Causal models

Author

Joshua Loftus

Published

October 31, 2022

Summary

Causal models are useful for understanding different kinds of statistical relationships between two or more variables.

References

Assigned reading

FairML Book Chapter 5 on Causality, at least to the section on Counterfactuals (about halfway through).

Additional references

FairML Book the rest of Chapter 5.
Causal Inference: The Mixtape Sections 1.1, 1.2, and 3.1 up to 3.1.3 (stop before 3.1.4)

Notes

Simulating data based on DAGs

Note: we can make nice graphs using the ggdag package to plot graphs.

Graph: \(X \rightarrow Y\)

Original world

library(tidyverse)
theme_set(theme_minimal())
set.seed(1)
n <- 200
# Step 1: Generate variables with no parents
f_X <- function(noise) noise - 1
noise_X <- rnorm(n)
X <- f_X(noise_X)
# Step k+1: Generate variables that had their
# set of parents finish generating at step k
f_Y <- function(x, noise) 3 * x + 2 * noise
noise_Y <- rnorm(n)
Y <- f_Y(X, noise_Y)
qplot(X, Y)

Sample average of Y:

mean(Y)

[1] -2.812106

World after intervention

We start by copying and pasting the original code, then we modify the program to change some variable. In this case we do an “atomic” intervention setting all \(X\) values to 1.

Since the code is written in a way that any variables depending on \(X\) (in this graph \(Y\) does) are generated after \(X\), this intervention on \(X\) may change their distributions as well.
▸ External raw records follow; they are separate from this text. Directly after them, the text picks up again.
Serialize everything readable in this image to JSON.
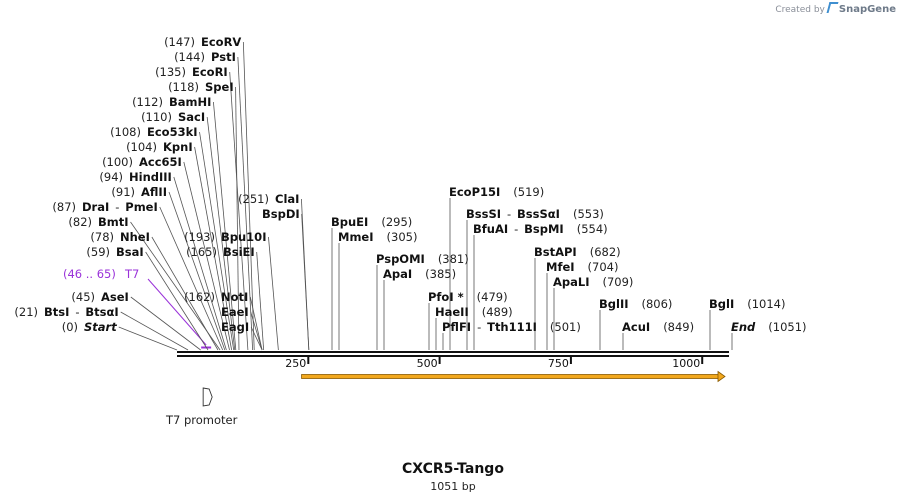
{
  "credit": {
    "prefix": "Created by",
    "brand": "SnapGene"
  },
  "map": {
    "name": "CXCR5-Tango",
    "length_label": "1051 bp",
    "length": 1051
  },
  "ruler": [
    {
      "value": 250,
      "label": "250"
    },
    {
      "value": 500,
      "label": "500"
    },
    {
      "value": 750,
      "label": "750"
    },
    {
      "value": 1000,
      "label": "1000"
    }
  ],
  "features": {
    "t7_site": {
      "name": "T7",
      "range_label": "(46 .. 65)",
      "start": 46,
      "end": 65,
      "color": "#9a32d9"
    },
    "t7_promoter": {
      "name": "T7 promoter",
      "position": 46
    },
    "orf": {
      "start": 220,
      "end": 1051,
      "color": "#f2a81d"
    }
  },
  "sites": [
    {
      "name": "EcoRV",
      "pos_label": "(147)",
      "pos": 147
    },
    {
      "name": "PstI",
      "pos_label": "(144)",
      "pos": 144
    },
    {
      "name": "EcoRI",
      "pos_label": "(135)",
      "pos": 135
    },
    {
      "name": "SpeI",
      "pos_label": "(118)",
      "pos": 118
    },
    {
      "name": "BamHI",
      "pos_label": "(112)",
      "pos": 112
    },
    {
      "name": "SacI",
      "pos_label": "(110)",
      "pos": 110
    },
    {
      "name": "Eco53kI",
      "pos_label": "(108)",
      "pos": 108
    },
    {
      "name": "KpnI",
      "pos_label": "(104)",
      "pos": 104
    },
    {
      "name": "Acc65I",
      "pos_label": "(100)",
      "pos": 100
    },
    {
      "name": "HindIII",
      "pos_label": "(94)",
      "pos": 94
    },
    {
      "name": "AflII",
      "pos_label": "(91)",
      "pos": 91
    },
    {
      "name": "DraI",
      "name2": "PmeI",
      "pos_label": "(87)",
      "pos": 87
    },
    {
      "name": "BmtI",
      "pos_label": "(82)",
      "pos": 82
    },
    {
      "name": "NheI",
      "pos_label": "(78)",
      "pos": 78
    },
    {
      "name": "BsaI",
      "pos_label": "(59)",
      "pos": 59
    },
    {
      "name": "AseI",
      "pos_label": "(45)",
      "pos": 45
    },
    {
      "name": "BtsI",
      "name2": "BtsαI",
      "pos_label": "(21)",
      "pos": 21
    },
    {
      "name": "Start",
      "pos_label": "(0)",
      "pos": 0,
      "italic": true
    },
    {
      "name": "ClaI",
      "pos_label": "(251)",
      "pos": 251
    },
    {
      "name": "BspDI",
      "pos_label": "",
      "pos": 251
    },
    {
      "name": "Bpu10I",
      "pos_label": "(193)",
      "pos": 193
    },
    {
      "name": "BsiEI",
      "pos_label": "(165)",
      "pos": 165
    },
    {
      "name": "NotI",
      "pos_label": "(162)",
      "pos": 162
    },
    {
      "name": "EaeI",
      "pos_label": "",
      "pos": 162
    },
    {
      "name": "EagI",
      "pos_label": "",
      "pos": 162
    },
    {
      "name": "BpuEI",
      "pos_label": "(295)",
      "pos": 295
    },
    {
      "name": "MmeI",
      "pos_label": "(305)",
      "pos": 305
    },
    {
      "name": "PspOMI",
      "pos_label": "(381)",
      "pos": 381
    },
    {
      "name": "ApaI",
      "pos_label": "(385)",
      "pos": 385
    },
    {
      "name": "EcoP15I",
      "pos_label": "(519)",
      "pos": 519
    },
    {
      "name": "BssSI",
      "name2": "BssSαI",
      "pos_label": "(553)",
      "pos": 553
    },
    {
      "name": "BfuAI",
      "name2": "BspMI",
      "pos_label": "(554)",
      "pos": 554
    },
    {
      "name": "PfoI *",
      "pos_label": "(479)",
      "pos": 479
    },
    {
      "name": "HaeII",
      "pos_label": "(489)",
      "pos": 489
    },
    {
      "name": "PflFI",
      "name2": "Tth111I",
      "pos_label": "(501)",
      "pos": 501
    },
    {
      "name": "BstAPI",
      "pos_label": "(682)",
      "pos": 682
    },
    {
      "name": "MfeI",
      "pos_label": "(704)",
      "pos": 704
    },
    {
      "name": "ApaLI",
      "pos_label": "(709)",
      "pos": 709
    },
    {
      "name": "BglII",
      "pos_label": "(806)",
      "pos": 806
    },
    {
      "name": "AcuI",
      "pos_label": "(849)",
      "pos": 849
    },
    {
      "name": "BglI",
      "pos_label": "(1014)",
      "pos": 1014
    },
    {
      "name": "End",
      "pos_label": "(1051)",
      "pos": 1051,
      "italic": true
    }
  ]
}
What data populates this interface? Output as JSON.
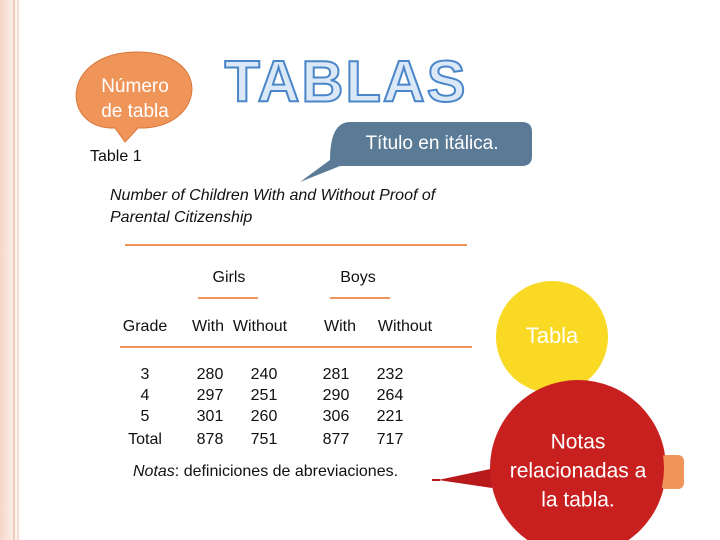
{
  "header": {
    "title": "TABLAS"
  },
  "callouts": {
    "table_number": [
      "Número",
      "de tabla"
    ],
    "italic_title": "Título en itálica.",
    "table": "Tabla",
    "notes": [
      "Notas",
      "relacionadas a",
      "la tabla."
    ]
  },
  "table": {
    "number": "Table 1",
    "title": [
      "Number of Children With and Without Proof of",
      "Parental Citizenship"
    ],
    "groups": [
      "Girls",
      "Boys"
    ],
    "columns": [
      "Grade",
      "With",
      "Without",
      "With",
      "Without"
    ],
    "rows": [
      [
        "3",
        280,
        240,
        281,
        232
      ],
      [
        "4",
        297,
        251,
        290,
        264
      ],
      [
        "5",
        301,
        260,
        306,
        221
      ],
      [
        "Total",
        878,
        751,
        877,
        717
      ]
    ],
    "note_label": "Notas",
    "note_text": ": definiciones de abreviaciones."
  }
}
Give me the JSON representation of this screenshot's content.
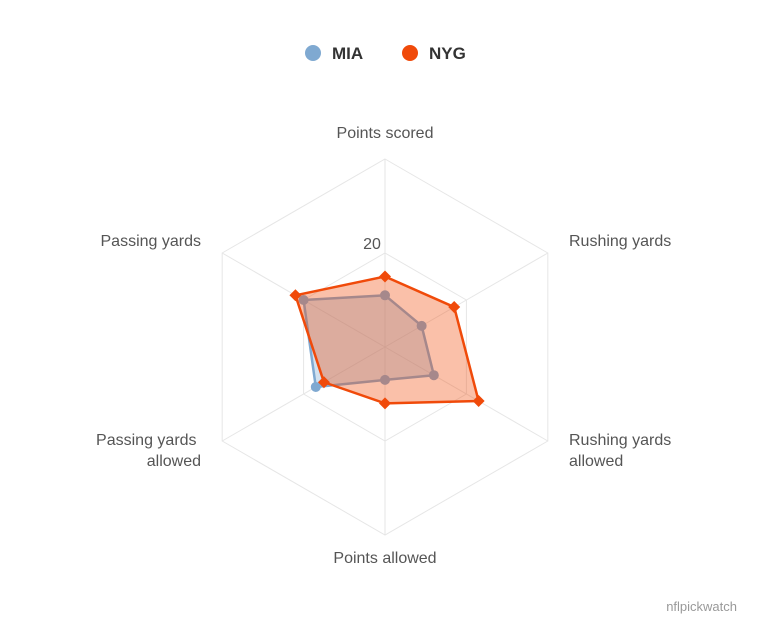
{
  "chart_data": {
    "type": "radar",
    "title": "",
    "axes": [
      "Points scored",
      "Rushing yards",
      "Rushing yards allowed",
      "Points allowed",
      "Passing yards allowed",
      "Passing yards"
    ],
    "tick_labels": [
      "20"
    ],
    "scale_max": 40,
    "grid": true,
    "legend_position": "top-center",
    "series": [
      {
        "name": "MIA",
        "color": "#7fa9d1",
        "values": [
          11,
          9,
          12,
          7,
          17,
          20
        ]
      },
      {
        "name": "NYG",
        "color": "#f04a0a",
        "values": [
          15,
          17,
          23,
          12,
          15,
          22
        ]
      }
    ]
  },
  "credit": "nflpickwatch"
}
# Step 1: Generate variables with no parents
X <- 1
# Step k+1: Generate variables that had their
# set of parents finish generating at step k
f_Y <- function(x, noise) 3 * x + 2 * noise
noise_Y <- rnorm(n)
Y <- f_Y(X, noise_Y)
qplot(X, Y)

Sample average of Y:

mean(Y)

[1] 2.916346

Explanation

With this simple data generating process we can see that \(X \sim N(-1, 1)\) and \((Y | X = x) \sim N(3x, 4)\). By linearity, \(E[Y] = 3E[X] = -3\) in the original world. But after the intervention \(\text{do}(X := 1)\), we have \(E[Y] = 3 E[1] = 3 \cdot 1 = 3\).

Graph: \(X \leftarrow U \rightarrow Y\)

Original world

n <- 10000 # reduce sampling variability
# Step 1: Generate variables with no parents
U <- rnorm(n)
# Step k+1: Generate variables that had their
# set of parents finish generating at step k
f_X <- function(u, noise) 2 * u + 3 + noise
noise_X <- rnorm(n)
X <- f_X(U, noise_X)
f_Y <- function(u, noise) u^2 + noise^2
noise_Y <- rnorm(n)
Y <- f_Y(U, noise_Y)

Sample average of Y:

mean(Y)

[1] 2.030961

World after intervention

An “atomic” intervention setting all X values to 1.

# Step 1: Generate variables with no parents
U <- rnorm(n)
# Step k+1: Generate variables that had their
# set of parents finish generating at step k
X <- 1
f_Y <- function(u, noise) u^2 + noise^2
noise_Y <- rnorm(n)
Y <- f_Y(U, noise_Y)

Sample average of Y:

mean(Y)

[1] 2.032377

Explanation

In this case the mean of \(Y\) did not change because the variable we intervened on, \(X\), is not a cause of \(Y\).